I currently have 6 Juvenile Calvus and 6 Juvenile Cyps in my 46G bowfront tank and I am considering trading my Cyps for 3 male peacocks. Will this set-up work out? I am looking into getting 1 male Aulonocara Rubescens, 1 male Aulonocara baenschi and another one (preferably a smaller peacock that will be ok to mix with the first 2). Thanks!


----------



## DJRansome (Oct 29, 2005)

My calvus was very unhappy with peacocks. (I was also advised against the mix by more experienced fishkeepers.)

He did not die, but he just hovered in place and looked nervous. His normal behavior in the Tang tank was to swim throughout his part of the tank looking grumpy, so there WAS a contrast. :thumb:

Good idea to trade the cyps though. Paracyps or dwarf rainbows would work.


----------



## woadito (Feb 2, 2012)

anybody else have any luck mixing these two?


----------



## Fogelhund (Dec 3, 2002)

woadito said:


> anybody else have any luck mixing these two?


I had a large breeding pair of calvus in a 75. 6" male, 4.5" female. Bred every 6-7 weeks. I added in some Neon Blue Dorsals... a mild Aulonocara. The calvus became more reclusive, stopped breeding. The week after I removed the Aulonocara, they bred again... I wouldn't mix them again, they weren't happy.


----------



## woadito (Feb 2, 2012)

Well that sucks, Calvus and Peacocks are my 2 favourite cichlids. Hmmm I wounder if one would have better luck mixing these 2 from fry....


----------



## skurj (Oct 30, 2011)

Just need another tank! +)


----------



## Fogelhund (Dec 3, 2002)

woadito said:


> Hmmm I wounder if one would have better luck mixing these 2 from fry....
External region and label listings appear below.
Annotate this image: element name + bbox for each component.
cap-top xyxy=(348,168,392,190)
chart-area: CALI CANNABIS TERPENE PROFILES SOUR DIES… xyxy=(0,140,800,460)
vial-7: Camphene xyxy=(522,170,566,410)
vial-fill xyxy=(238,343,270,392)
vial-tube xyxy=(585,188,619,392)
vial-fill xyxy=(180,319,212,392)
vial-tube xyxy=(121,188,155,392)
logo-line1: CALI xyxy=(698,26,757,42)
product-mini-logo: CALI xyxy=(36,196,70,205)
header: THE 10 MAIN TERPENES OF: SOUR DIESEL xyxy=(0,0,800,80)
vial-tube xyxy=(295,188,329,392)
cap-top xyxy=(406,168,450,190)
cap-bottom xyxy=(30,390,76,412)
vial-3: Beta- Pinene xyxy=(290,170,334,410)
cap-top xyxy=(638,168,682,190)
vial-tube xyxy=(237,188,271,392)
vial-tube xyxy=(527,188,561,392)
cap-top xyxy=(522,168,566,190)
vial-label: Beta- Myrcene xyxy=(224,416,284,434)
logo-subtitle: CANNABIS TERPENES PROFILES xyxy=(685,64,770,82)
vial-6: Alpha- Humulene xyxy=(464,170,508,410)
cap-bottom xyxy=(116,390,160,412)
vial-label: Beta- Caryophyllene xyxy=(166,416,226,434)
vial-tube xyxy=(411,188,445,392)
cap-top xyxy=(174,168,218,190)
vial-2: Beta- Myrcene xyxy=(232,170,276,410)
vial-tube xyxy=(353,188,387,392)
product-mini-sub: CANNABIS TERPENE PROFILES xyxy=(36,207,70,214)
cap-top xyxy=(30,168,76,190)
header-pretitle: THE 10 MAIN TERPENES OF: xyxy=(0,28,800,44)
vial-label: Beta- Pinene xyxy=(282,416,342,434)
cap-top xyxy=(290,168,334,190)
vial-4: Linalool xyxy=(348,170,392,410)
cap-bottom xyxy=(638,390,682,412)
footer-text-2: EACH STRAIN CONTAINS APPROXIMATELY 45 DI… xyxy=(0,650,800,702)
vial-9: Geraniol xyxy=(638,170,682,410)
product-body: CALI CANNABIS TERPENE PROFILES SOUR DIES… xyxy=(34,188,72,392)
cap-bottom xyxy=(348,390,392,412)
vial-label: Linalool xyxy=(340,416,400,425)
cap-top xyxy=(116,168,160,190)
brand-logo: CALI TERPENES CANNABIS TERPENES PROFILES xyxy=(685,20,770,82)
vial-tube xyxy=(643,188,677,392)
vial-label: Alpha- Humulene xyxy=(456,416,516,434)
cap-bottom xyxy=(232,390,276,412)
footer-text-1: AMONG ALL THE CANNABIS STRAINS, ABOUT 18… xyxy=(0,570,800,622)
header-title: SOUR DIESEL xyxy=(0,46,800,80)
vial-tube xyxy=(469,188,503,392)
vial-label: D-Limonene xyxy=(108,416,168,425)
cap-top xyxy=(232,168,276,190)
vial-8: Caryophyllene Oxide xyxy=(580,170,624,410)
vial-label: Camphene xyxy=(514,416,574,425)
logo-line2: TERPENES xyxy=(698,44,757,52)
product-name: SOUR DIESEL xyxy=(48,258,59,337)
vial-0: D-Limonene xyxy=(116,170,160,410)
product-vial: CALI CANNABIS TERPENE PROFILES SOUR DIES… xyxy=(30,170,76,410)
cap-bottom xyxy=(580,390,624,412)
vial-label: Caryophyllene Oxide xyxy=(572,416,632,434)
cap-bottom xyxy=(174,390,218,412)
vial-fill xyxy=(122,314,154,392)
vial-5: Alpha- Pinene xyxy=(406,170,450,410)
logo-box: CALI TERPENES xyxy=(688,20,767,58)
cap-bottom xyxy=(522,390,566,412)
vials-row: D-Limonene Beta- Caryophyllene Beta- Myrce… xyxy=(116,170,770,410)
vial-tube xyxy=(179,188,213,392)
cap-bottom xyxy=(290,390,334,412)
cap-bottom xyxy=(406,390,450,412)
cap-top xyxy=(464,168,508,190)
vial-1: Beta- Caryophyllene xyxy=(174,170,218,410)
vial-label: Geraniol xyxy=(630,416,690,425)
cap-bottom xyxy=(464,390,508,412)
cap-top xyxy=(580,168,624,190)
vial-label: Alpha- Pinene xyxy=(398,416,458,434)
It doesn't work that way. Just not great fish to mix.


----------



## 13razorbackfan (Sep 28, 2011)

My brother has a calvus in his peacock tank and he hides all the time.


----------



## Bungalowdan (Aug 16, 2010)

Trade the cyps for some Julies (transcriptus or ornatus), or some Caudopunks not both. Buy 5-6, and when a pair forms, weed out the extras. If you give that time it will be a pretty neat tank.


----------



## des (Mar 30, 2011)

woadito, you will rarely see your calvus enjoy swimming freely in your tank if you decide to remove your cyps and add peacocks. Stick with dither fish such as the cyps.

If you have the luxury of setup up a new tank, do so for the love of peacocks!


----------